Some psychoanalysts are angry that Freud's name is being used to criticize Israel. Below is a story from today's Ha'aretz, by their London correspondent Sharon Sadeh (who is a longtime subscriber to this email list).
-- Tom Gross
An anti-Israel Freudian slip in London
By Sharon Sadeh
July 30, 2002
Dr. Lewis Aron, a psychoanalyst and senior researcher at New York University, could not believe his eyes when he surfed to the London Freud Museum website. The site – and Freud's own words – he says, are being used "to ridicule, denigrate, and maliciously slander Israel."
Aron said, "as a psychoanalyst, I'm always on the Internet for information, and when I saw the website, I was shocked." Aaron, together with colleagues Bob Prince and Dodi Goldman, composed an online petition that, within one week, was signed by 400 people.
One section of the criticized website – called Freud Today – is a bulletin board for current affairs, and several articles there are dedicated to "Freudian aspects" of the Israeli-Palestinian conflict.
Aron say the website "misuses Freud's name to promote a biased and particular political point of view. The material is a massive distortion of both the facts and Freud's own vision.
In particular, Aron points out one article, "The Arab-Israeli Conflict," and takes exception to two phrases that appear in the article: "Israeli child killers" and "dispossessed people throwing stones."
"[The] reference to a 'dispossessed people throwing stones' dramatically trivializes Palestinian terror, and [the] reference to Israel's murdering children – and the accompanying highly biased selection of photos – similarly blames Israel. It one-sidedly, neglects completely its right to self-defense."
In another article about the Holocaust that appeared on the website, the writers notes, "The Holocaust was different. It happened in the most advanced and cultured society in Europe, it required the participation of millions of people in an organized bureaucratic machine, it was pursued vigorously when it made no economic, political or military sense," and then moves, quite naturally as if the connection were obvious, to a discussion about the phenomenon of refuseniks in the IDF, whom he praises to the skies.
"What better memorial to the Holocaust could there be than the actions of these Israeli soldiers? By refusing to shoot [Palestinians] on command they sound the death knell to the casual excuse for moral bankruptcy which has been used to justify barbarity and bureaucracy in equal measure. The seductive lie: 'I was only following orders.'" Aron said this equated the IDF with Nazis and was outrageous.
But the author of the articles, Ivan Ward, said he was shocked by the furor and utterly rejected the accusation of comparing Israel to Nazi Germany. On the contrary, he believes that by highlighting the IDF's refuseniks, he was portraying Israel in a positive light and was showing that Israeli society is much stronger and more morally upright than Germany was under the Nazis.
However the Freud Museum has made several changes on the site in the last few days. Some of the problematic texts have been removed, while other have been updated and reedited. Ward, who is the museum's education director, added his signature to the articles he wrote and pointed out that the views expressed were his alone.

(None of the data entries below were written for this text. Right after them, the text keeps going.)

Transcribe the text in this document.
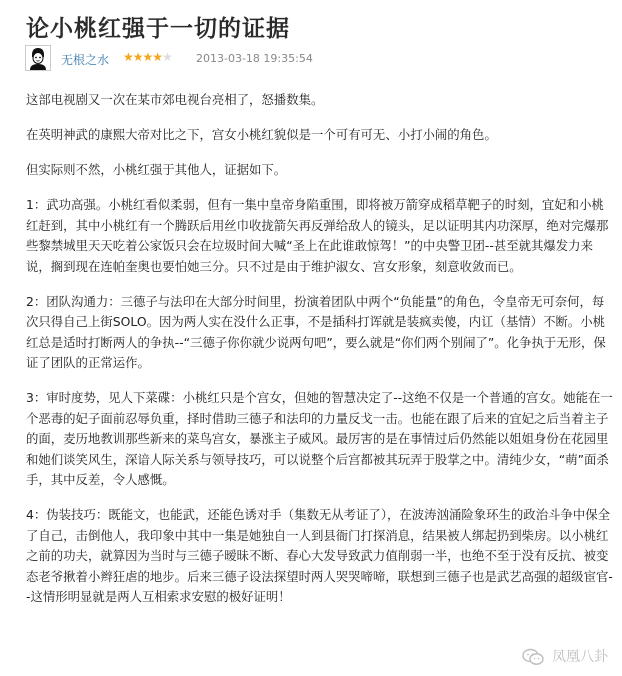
论小桃红强于一切的证据
无根之水 ★★★★★ 2013-03-18 19:35:54

这部电视剧又一次在某市郊电视台亮相了，怒播数集。

在英明神武的康熙大帝对比之下，宫女小桃红貌似是一个可有可无、小打小闹的角色。

但实际则不然，小桃红强于其他人，证据如下。

1：武功高强。小桃红看似柔弱，但有一集中皇帝身陷重围，即将被万箭穿成稻草靶子的时刻，宜妃和小桃红赶到，其中小桃红有一个腾跃后用丝巾收拢箭矢再反弹给敌人的镜头，足以证明其内功深厚，绝对完爆那些黎禁城里天天吃着公家饭只会在垃圾时间大喊“圣上在此谁敢惊驾！”的中央警卫团--甚至就其爆发力来说，搁到现在连帕奎奥也要怕她三分。只不过是由于维护淑女、宫女形象，刻意收敛而已。

2：团队沟通力：三德子与法印在大部分时间里，扮演着团队中两个“负能量”的角色，令皇帝无可奈何，每次只得自己上街SOLO。因为两人实在没什么正事，不是插科打诨就是装疯卖傻，内讧（基情）不断。小桃红总是适时打断两人的争执--“三德子你你就少说两句吧”，要么就是“你们两个别闹了”。化争执于无形，保证了团队的正常运作。

3：审时度势，见人下菜碟：小桃红只是个宫女，但她的智慧决定了--这绝不仅是一个普通的宫女。她能在一个恶毒的妃子面前忍辱负重，择时借助三德子和法印的力量反戈一击。也能在跟了后来的宜妃之后当着主子的面，麦历地教训那些新来的菜鸟宫女，暴涨主子威风。最厉害的是在事情过后仍然能以姐姐身份在花园里和她们谈笑风生，深谙人际关系与领导技巧，可以说整个后宫都被其玩弄于股掌之中。清纯少女，“萌”面杀手，其中反差，令人感慨。

4：伪装技巧：既能文，也能武，还能色诱对手（集数无从考证了），在波涛汹涌险象环生的政治斗争中保全了自己，击倒他人，我印象中其中一集是她独自一人到县衙门打探消息，结果被人绑起扔到柴房。以小桃红之前的功夫，就算因为当时与三德子暧昧不断、春心大发导致武力值削弱一半，也绝不至于没有反抗、被变态老爷揪着小辫狂虐的地步。后来三德子设法探望时两人哭哭啼啼，联想到三德子也是武艺高强的超级宦官--这情形明显就是两人互相索求安慰的极好证明！

凤凰八卦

Nonetheless, the connection between a museum perpetuating Freud's legacy and the Middle East conflict seemed odd to say the least. The museum, located in London's prestigious Hampstead suburb, was home to the Freud family after they escaped to the United Kingdom in 1938, following the Nazi annexation of Austria.
The house, in which Freud lived for the last two years of his life, was renovated after the death of his daughter Anna in 1982, and turned into a cultural and research center for conferences and public gatherings. Freud's study, library and rare collection of antiques are meticulously preserved, as is the famous couch on which his patients would lie.
Like Wrad, the museum management could not understand why there was an outcry. Museum director Erica Davies rejected the criticism, saying that posting the articles was legitimate. "The views are not necessarily those of the museum, but [Ward's] attempt to interpret how Freud might have thought about things. One of the main concerns of the museum had been the contemporary relevance of Freud today, and the person responsible is Ivan Ward."
Ward said he did not intend to put forward a one-sided political view. "It is just a question of being able to use things in the real world in order to speak about or show the legacy of Freud. Every piece has a Freud quotation or relates directly to Freud's work."
Ward says that he concentrated on the Israeli-Palestinian conflict since several different elements of the conflict connect to Freud. "I write about things in which I can find a Freudian connection. It is not like I've got some ulterior anti-Israeli motive. I did try to write about other conflicts, but I couldn't make the Freudian link. It is as simple as that."
That said, Ward agreed, after rereading his own texts, that he feels some of the sentiments he expresses about Israel – which he has never visited – were either too strong or no longer relevant. Even if they accurately reflected his political stand-point, which leans clearly to the left, he decided to remove some parts of the articles in question.